Angelo Gaja’s exacting standards, which are upheld by his daughter Gaia - who, these days, is the one tirelessly shuttling between Piedmont, Tuscany and the rest of the world - mean that yields have been drastically reduced and selection has been ruled with a strictness a medieval nun paying her respects at Santa Restituta would have been proud of. No wines were produced in 2002 because of excessive rainfall, nor in 2003 - this time because of excessively hot temperatures.
In the first 10 years of Gaja’s involvement, two wines were produced on the estate, from different vineyards but under the same process - four weeks’ fermentation in steel, 12 months’ ageing en barrique and a further year in 30-year-old botti. Although all are located at around 350m, south-west-facing, have excellent drainage and are cooled by sea breezes from the Tyrrhenian, the soils are subtly different and the personalities are clearly expressed in the resulting wines. Brunello di Montalcino Rennina comes from three parcels with lime-rich sandy soil and tends to be the more delicate of the two expressions. Sugarille is the parcel closest to the walls of the church. Its compact, chalky, stony soil produces a powerful, compelling single-vineyard Brunello with more tannic structure and ageing potential to rival anything coming from Montalcino.

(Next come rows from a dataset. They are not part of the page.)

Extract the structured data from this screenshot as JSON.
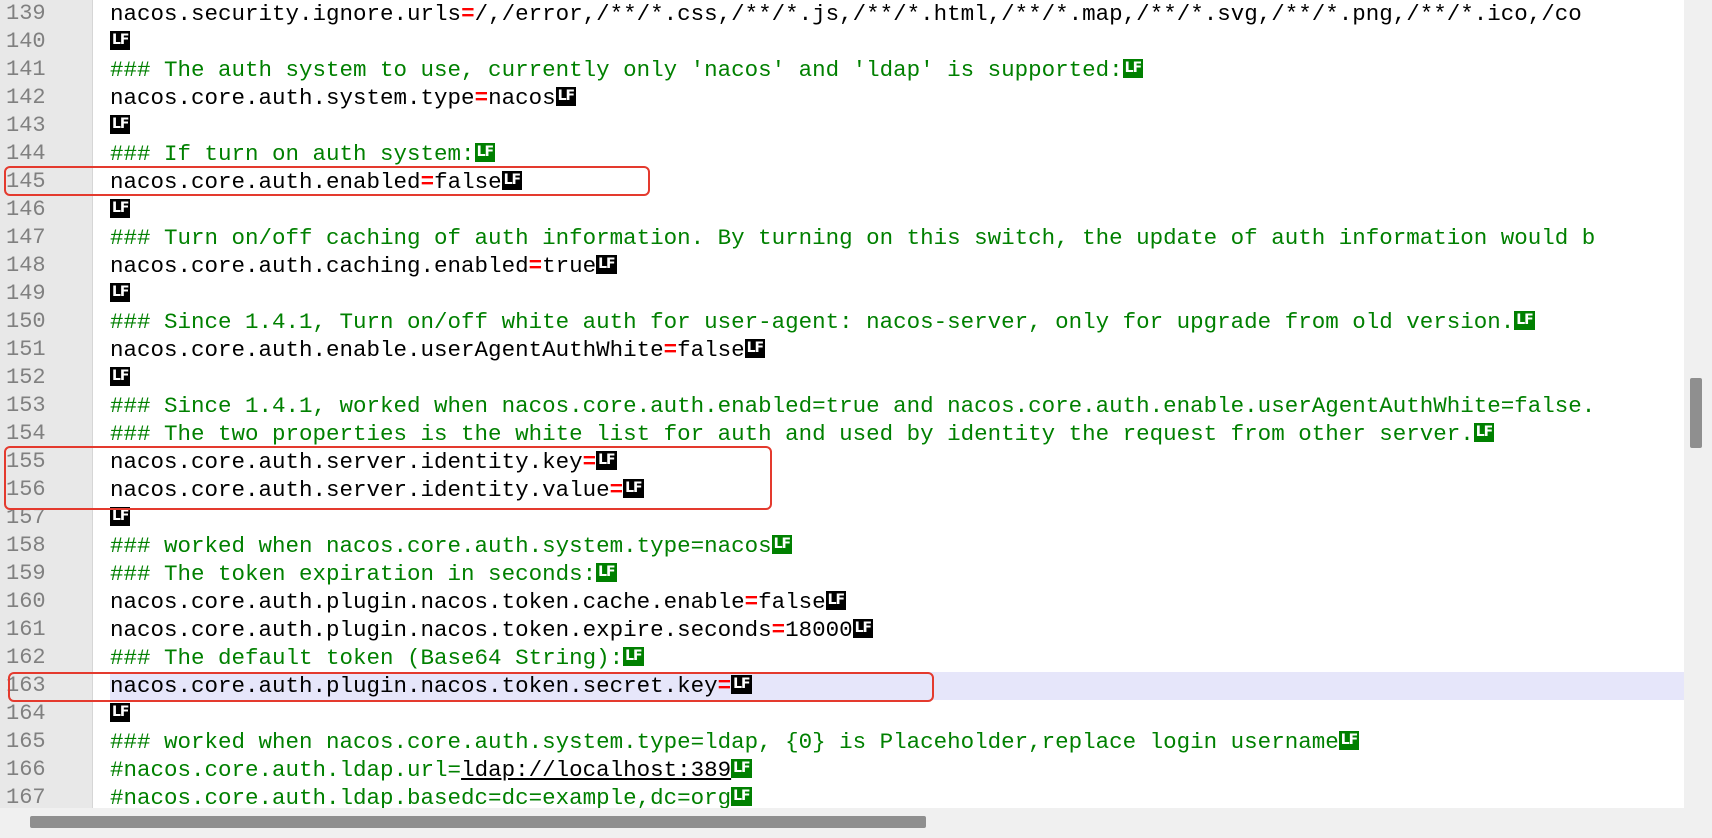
{
  "editor": {
    "lines": [
      {
        "n": "139",
        "tokens": [
          {
            "t": "nacos.security.ignore.urls",
            "k": "key"
          },
          {
            "t": "=",
            "k": "eq"
          },
          {
            "t": "/,/error,/**/*.css,/**/*.js,/**/*.html,/**/*.map,/**/*.svg,/**/*.png,/**/*.ico,/co",
            "k": "val"
          }
        ],
        "eol": false
      },
      {
        "n": "140",
        "tokens": [],
        "eol": "black"
      },
      {
        "n": "141",
        "tokens": [
          {
            "t": "### The auth system to use, currently only 'nacos' and 'ldap' is supported:",
            "k": "comment"
          }
        ],
        "eol": "green"
      },
      {
        "n": "142",
        "tokens": [
          {
            "t": "nacos.core.auth.system.type",
            "k": "key"
          },
          {
            "t": "=",
            "k": "eq"
          },
          {
            "t": "nacos",
            "k": "val"
          }
        ],
        "eol": "black"
      },
      {
        "n": "143",
        "tokens": [],
        "eol": "black"
      },
      {
        "n": "144",
        "tokens": [
          {
            "t": "### If turn on auth system:",
            "k": "comment"
          }
        ],
        "eol": "green"
      },
      {
        "n": "145",
        "tokens": [
          {
            "t": "nacos.core.auth.enabled",
            "k": "key"
          },
          {
            "t": "=",
            "k": "eq"
          },
          {
            "t": "false",
            "k": "val"
          }
        ],
        "eol": "black"
      },
      {
        "n": "146",
        "tokens": [],
        "eol": "black"
      },
      {
        "n": "147",
        "tokens": [
          {
            "t": "### Turn on/off caching of auth information. By turning on this switch, the update of auth information would b",
            "k": "comment"
          }
        ],
        "eol": false
      },
      {
        "n": "148",
        "tokens": [
          {
            "t": "nacos.core.auth.caching.enabled",
            "k": "key"
          },
          {
            "t": "=",
            "k": "eq"
          },
          {
            "t": "true",
            "k": "val"
          }
        ],
        "eol": "black"
      },
      {
        "n": "149",
        "tokens": [],
        "eol": "black"
      },
      {
        "n": "150",
        "tokens": [
          {
            "t": "### Since 1.4.1, Turn on/off white auth for user-agent: nacos-server, only for upgrade from old version.",
            "k": "comment"
          }
        ],
        "eol": "green"
      },
      {
        "n": "151",
        "tokens": [
          {
            "t": "nacos.core.auth.enable.userAgentAuthWhite",
            "k": "key"
          },
          {
            "t": "=",
            "k": "eq"
          },
          {
            "t": "false",
            "k": "val"
          }
        ],
        "eol": "black"
      },
      {
        "n": "152",
        "tokens": [],
        "eol": "black"
      },
      {
        "n": "153",
        "tokens": [
          {
            "t": "### Since 1.4.1, worked when nacos.core.auth.enabled=true and nacos.core.auth.enable.userAgentAuthWhite=false.",
            "k": "comment"
          }
        ],
        "eol": false
      },
      {
        "n": "154",
        "tokens": [
          {
            "t": "### The two properties is the white list for auth and used by identity the request from other server.",
            "k": "comment"
          }
        ],
        "eol": "green"
      },
      {
        "n": "155",
        "tokens": [
          {
            "t": "nacos.core.auth.server.identity.key",
            "k": "key"
          },
          {
            "t": "=",
            "k": "eq"
          }
        ],
        "eol": "black"
      },
      {
        "n": "156",
        "tokens": [
          {
            "t": "nacos.core.auth.server.identity.value",
            "k": "key"
          },
          {
            "t": "=",
            "k": "eq"
          }
        ],
        "eol": "black"
      },
      {
        "n": "157",
        "tokens": [],
        "eol": "black"
      },
      {
        "n": "158",
        "tokens": [
          {
            "t": "### worked when nacos.core.auth.system.type=nacos",
            "k": "comment"
          }
        ],
        "eol": "green"
      },
      {
        "n": "159",
        "tokens": [
          {
            "t": "### The token expiration in seconds:",
            "k": "comment"
          }
        ],
        "eol": "green"
      },
      {
        "n": "160",
        "tokens": [
          {
            "t": "nacos.core.auth.plugin.nacos.token.cache.enable",
            "k": "key"
          },
          {
            "t": "=",
            "k": "eq"
          },
          {
            "t": "false",
            "k": "val"
          }
        ],
        "eol": "black"
      },
      {
        "n": "161",
        "tokens": [
          {
            "t": "nacos.core.auth.plugin.nacos.token.expire.seconds",
            "k": "key"
          },
          {
            "t": "=",
            "k": "eq"
          },
          {
            "t": "18000",
            "k": "val"
          }
        ],
        "eol": "black"
      },
      {
        "n": "162",
        "tokens": [
          {
            "t": "### The default token (Base64 String):",
            "k": "comment"
          }
        ],
        "eol": "green"
      },
      {
        "n": "163",
        "tokens": [
          {
            "t": "nacos.core.auth.plugin.nacos.token.secret.key",
            "k": "key"
          },
          {
            "t": "=",
            "k": "eq"
          }
        ],
        "eol": "black",
        "current": true
      },
      {
        "n": "164",
        "tokens": [],
        "eol": "black"
      },
      {
        "n": "165",
        "tokens": [
          {
            "t": "### worked when nacos.core.auth.system.type=ldap, {0} is Placeholder,replace login username",
            "k": "comment"
          }
        ],
        "eol": "green"
      },
      {
        "n": "166",
        "tokens": [
          {
            "t": "#nacos.core.auth.ldap.url=",
            "k": "comment"
          },
          {
            "t": "ldap://localhost:389",
            "k": "commenturl"
          }
        ],
        "eol": "green"
      },
      {
        "n": "167",
        "tokens": [
          {
            "t": "#nacos.core.auth.ldap.basedc=dc=example,dc=org",
            "k": "comment"
          }
        ],
        "eol": "green"
      }
    ],
    "eol_label": "LF",
    "highlighted_lines": [
      "145",
      "155-156",
      "163"
    ]
  },
  "colors": {
    "comment": "#008000",
    "equals": "#ff0000",
    "highlight_box": "#e43a2e",
    "current_line": "#e6e6fa"
  }
}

In 2005, Gaja introduced a blended Brunello di Montalcino, using grapes from Sugarille and the Rennina vineyards, with the addition of other Sangiovese grapes sourced from the north-eastern corner of Montalcino. Gaja’s signature winery techniques - temperature-controlled vinification, use of barriques etc - produce a deep red Brunello with polished tannins, plum-pudding richness and a long finish.
Already the UK distributor of Gaja’s Piemontese wines in the 1990s, Armit Wines was pleased to be appointed UK importer of Pieve Santa Restituta from the beginning, and ever since.